On the notice question, the Court agreed with both parties that RP § 8-401(c)(1)’s pre-suit written-notice requirement is, by its plain text, limited to “residential premises” and does not apply to commercial tenancies. The circuit court therefore erred in holding otherwise. That said, the Court held that a landlord may obtain a judgment for possession only on rent that is “due and unpaid” under the lease. Accordingly, a summary ejectment action cannot rest on additional rent charges—such as attorneys’ fees or late fees—that the tenant first learns about after the complaint is filed. The Court vacated the circuit court’s judgment and remanded for further proceedings consistent with these holdings.
The majority also distinguished its prior decision in Copinol Restaurant, Inc. v. 26 North Market LLC, 491 Md. 246 (2025), where the Court had rejected a landlord’s attempt to redefine a statutory term to access a judicial remedy. Here, by contrast, the landlord properly invoked § 8-401 for its intended purpose; the waiver clause merely altered post-judgment consequences rather than rewriting the statute’s elements or prerequisites.
Key Takeaways
- Commercial tenants in Maryland may validly waive the post-judgment statutory right of redemption in a lease; absent a specific statutory prohibition, RP § 1-104’s freedom-of-contract principle controls.

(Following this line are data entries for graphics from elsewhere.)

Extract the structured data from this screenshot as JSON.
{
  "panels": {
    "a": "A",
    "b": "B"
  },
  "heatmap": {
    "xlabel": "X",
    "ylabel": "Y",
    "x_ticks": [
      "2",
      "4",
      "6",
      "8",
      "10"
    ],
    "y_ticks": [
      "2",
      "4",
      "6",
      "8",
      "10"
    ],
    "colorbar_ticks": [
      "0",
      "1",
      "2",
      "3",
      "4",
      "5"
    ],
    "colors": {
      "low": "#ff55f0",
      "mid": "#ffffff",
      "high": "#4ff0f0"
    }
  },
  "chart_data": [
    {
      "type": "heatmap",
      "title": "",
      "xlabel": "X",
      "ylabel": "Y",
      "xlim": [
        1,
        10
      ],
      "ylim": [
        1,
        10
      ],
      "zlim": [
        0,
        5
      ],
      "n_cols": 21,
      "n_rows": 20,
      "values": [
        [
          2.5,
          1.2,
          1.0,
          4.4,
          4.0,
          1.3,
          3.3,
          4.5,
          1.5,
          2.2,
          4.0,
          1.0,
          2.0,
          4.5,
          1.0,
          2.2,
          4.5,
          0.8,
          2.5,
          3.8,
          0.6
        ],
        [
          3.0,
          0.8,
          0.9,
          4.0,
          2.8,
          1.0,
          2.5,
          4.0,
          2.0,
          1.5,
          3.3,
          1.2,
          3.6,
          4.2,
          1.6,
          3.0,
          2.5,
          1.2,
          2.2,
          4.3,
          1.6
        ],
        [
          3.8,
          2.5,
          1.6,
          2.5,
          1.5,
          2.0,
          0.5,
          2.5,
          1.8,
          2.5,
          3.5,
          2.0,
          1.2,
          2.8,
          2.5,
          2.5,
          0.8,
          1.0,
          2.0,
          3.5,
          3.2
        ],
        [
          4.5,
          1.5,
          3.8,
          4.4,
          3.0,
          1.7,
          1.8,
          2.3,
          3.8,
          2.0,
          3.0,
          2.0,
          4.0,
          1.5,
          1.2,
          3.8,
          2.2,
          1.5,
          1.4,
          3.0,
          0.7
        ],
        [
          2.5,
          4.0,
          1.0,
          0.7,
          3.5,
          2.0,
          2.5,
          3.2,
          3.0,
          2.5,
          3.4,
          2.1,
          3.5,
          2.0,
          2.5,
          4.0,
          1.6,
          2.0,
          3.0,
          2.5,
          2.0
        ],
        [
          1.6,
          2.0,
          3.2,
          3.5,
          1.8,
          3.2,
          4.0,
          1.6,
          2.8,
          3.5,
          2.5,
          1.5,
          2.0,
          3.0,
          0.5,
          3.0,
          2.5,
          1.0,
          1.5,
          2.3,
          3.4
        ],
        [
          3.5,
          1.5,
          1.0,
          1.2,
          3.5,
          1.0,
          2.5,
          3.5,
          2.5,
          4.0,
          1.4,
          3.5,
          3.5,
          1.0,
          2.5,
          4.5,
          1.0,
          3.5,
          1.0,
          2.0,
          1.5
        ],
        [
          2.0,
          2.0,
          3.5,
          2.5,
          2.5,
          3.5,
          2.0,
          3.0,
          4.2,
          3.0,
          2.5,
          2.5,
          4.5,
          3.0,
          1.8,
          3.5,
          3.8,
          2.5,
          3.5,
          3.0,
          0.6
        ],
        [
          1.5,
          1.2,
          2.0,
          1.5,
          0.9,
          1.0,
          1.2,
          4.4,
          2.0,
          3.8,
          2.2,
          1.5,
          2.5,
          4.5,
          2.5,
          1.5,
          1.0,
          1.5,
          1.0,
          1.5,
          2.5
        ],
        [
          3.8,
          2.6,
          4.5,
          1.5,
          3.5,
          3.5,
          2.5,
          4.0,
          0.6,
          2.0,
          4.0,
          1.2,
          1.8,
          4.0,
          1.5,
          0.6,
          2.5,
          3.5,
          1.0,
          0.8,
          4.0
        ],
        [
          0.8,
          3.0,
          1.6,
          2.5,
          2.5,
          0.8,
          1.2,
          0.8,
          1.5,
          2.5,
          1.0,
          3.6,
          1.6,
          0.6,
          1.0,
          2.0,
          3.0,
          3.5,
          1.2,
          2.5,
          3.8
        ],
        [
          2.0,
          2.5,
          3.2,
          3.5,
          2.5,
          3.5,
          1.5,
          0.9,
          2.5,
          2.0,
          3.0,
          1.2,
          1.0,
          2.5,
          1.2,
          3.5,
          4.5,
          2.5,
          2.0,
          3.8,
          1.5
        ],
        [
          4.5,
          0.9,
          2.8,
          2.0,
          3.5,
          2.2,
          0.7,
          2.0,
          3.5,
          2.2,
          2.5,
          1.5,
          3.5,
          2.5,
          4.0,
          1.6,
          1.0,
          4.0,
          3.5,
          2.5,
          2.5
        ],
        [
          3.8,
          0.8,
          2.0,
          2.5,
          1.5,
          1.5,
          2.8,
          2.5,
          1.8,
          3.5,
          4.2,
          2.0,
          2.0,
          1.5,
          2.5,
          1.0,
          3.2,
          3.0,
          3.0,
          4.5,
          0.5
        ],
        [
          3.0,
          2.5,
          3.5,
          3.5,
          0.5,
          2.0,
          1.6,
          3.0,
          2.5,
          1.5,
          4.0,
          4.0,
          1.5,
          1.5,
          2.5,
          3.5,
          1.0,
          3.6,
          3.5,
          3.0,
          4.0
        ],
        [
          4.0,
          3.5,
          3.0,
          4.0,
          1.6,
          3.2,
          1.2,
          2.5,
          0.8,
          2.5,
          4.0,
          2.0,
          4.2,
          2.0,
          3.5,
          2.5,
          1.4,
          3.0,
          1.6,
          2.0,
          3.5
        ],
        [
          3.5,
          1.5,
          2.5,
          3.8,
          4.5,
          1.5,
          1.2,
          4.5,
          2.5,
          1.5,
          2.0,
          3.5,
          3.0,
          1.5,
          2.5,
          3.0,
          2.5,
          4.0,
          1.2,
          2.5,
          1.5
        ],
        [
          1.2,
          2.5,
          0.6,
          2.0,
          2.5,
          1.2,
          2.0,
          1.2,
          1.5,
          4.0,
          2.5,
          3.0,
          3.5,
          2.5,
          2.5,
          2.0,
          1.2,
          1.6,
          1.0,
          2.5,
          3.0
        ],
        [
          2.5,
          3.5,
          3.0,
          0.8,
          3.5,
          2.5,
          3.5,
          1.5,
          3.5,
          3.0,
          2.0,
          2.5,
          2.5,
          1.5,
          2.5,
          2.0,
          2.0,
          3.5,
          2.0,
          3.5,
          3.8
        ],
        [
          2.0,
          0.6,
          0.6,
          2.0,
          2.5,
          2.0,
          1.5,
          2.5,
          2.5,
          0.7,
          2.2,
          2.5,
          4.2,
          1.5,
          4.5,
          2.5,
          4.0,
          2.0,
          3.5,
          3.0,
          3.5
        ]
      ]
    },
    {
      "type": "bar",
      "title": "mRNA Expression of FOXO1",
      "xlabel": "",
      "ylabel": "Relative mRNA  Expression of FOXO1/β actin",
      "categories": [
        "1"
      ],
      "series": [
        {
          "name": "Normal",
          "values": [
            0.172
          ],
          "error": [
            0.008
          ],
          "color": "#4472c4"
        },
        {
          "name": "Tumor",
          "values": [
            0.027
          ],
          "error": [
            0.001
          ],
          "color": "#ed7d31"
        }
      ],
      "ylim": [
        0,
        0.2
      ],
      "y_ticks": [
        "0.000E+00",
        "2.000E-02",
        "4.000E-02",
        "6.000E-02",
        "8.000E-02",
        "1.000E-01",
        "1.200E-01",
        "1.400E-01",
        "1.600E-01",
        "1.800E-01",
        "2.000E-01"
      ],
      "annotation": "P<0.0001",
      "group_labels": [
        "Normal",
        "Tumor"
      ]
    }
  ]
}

- The pre-suit written-notice requirement of RP § 8-401(c)(1) is limited by its plain text to residential tenancies; nonresidential landlords face no equivalent statutory obligation before filing a summary ejectment complaint.
- Despite the absence of a pre-suit notice requirement for commercial leases, a landlord cannot predicate a summary ejectment action on additional rent charges—such as attorneys’ fees or late fees—that the tenant first encounters after the suit is filed; the statute authorizes judgment only for rent “due and unpaid” under the lease.

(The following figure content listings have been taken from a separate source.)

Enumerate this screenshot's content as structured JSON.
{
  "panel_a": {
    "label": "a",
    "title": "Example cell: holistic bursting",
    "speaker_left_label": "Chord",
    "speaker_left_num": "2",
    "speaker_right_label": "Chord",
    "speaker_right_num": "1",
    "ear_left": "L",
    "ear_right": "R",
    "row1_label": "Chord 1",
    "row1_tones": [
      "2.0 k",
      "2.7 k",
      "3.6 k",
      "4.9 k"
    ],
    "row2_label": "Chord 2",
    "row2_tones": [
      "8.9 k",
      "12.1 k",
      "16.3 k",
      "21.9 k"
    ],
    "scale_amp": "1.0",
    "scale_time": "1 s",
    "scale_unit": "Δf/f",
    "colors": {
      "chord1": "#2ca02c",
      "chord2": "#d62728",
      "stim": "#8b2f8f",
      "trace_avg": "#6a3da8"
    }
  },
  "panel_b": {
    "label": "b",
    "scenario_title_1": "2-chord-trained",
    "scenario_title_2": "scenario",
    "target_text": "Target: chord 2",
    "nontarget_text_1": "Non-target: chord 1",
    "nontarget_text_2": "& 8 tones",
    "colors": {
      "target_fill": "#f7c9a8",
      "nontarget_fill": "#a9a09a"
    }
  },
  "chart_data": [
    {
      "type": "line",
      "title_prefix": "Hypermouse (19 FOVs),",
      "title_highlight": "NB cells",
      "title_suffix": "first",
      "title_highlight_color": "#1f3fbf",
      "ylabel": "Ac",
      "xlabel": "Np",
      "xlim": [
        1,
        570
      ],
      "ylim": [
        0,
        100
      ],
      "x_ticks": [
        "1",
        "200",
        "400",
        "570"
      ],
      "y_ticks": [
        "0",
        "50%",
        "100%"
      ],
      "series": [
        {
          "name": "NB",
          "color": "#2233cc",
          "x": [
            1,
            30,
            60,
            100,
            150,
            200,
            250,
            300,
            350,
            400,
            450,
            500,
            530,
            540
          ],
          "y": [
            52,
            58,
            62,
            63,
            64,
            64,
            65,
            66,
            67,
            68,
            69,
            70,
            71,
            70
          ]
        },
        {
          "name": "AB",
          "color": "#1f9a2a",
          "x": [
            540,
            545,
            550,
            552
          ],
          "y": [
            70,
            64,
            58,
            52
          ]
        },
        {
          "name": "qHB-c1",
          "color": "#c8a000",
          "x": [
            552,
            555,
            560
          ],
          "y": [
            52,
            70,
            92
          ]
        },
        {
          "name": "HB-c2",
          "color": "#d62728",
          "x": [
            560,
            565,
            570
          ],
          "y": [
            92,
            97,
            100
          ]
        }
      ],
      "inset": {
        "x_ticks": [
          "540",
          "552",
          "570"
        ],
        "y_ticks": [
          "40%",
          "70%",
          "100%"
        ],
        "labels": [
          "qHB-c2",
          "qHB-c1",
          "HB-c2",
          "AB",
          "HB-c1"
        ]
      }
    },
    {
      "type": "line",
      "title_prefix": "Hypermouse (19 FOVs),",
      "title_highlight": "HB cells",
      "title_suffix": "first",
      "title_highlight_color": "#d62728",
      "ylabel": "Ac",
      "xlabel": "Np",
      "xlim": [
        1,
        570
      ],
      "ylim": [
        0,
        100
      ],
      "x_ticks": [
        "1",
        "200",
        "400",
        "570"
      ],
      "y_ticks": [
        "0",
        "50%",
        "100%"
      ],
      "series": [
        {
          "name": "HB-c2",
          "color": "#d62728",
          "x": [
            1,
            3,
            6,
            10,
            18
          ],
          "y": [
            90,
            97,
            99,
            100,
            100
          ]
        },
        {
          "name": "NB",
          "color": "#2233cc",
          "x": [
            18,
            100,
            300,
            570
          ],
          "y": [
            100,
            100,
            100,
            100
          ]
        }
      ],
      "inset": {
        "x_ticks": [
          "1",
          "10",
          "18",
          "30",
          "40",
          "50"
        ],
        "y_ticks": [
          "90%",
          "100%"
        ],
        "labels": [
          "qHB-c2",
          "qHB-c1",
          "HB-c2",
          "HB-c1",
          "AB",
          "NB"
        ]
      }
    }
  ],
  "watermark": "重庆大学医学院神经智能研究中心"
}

- The General Assembly’s treatment of residential and commercial tenancies as categorically different throughout Title 8 confirms that protections expressly afforded to residential tenants are not automatically imported into the commercial context.
Why It Matters
This decision resolves a significant open question in Maryland commercial landlord-tenant law: redemption waivers in nonresidential leases are now clearly enforceable, giving commercial landlords a meaningful tool to obtain final possession without the prospect of a last-minute cure. Attorneys drafting or reviewing commercial leases should ensure that such waivers are clearly tied to the § 8-401 redemption right, as the majority and the concurrence-in-part diverged on whether section 3.5’s language reached the statutory right at all.
At the same time, the Court’s ruling that ejectment cannot be premised on surprise charges imposes a practical disclosure obligation on commercial landlords even in the absence of a statutory notice requirement. Landlords who intend to claim attorneys’ fees, late charges, or other contractual additional rent in a summary ejectment proceeding must ensure those amounts are communicated to the tenant before—not at—trial, or risk having those charges excluded from the basis for possession.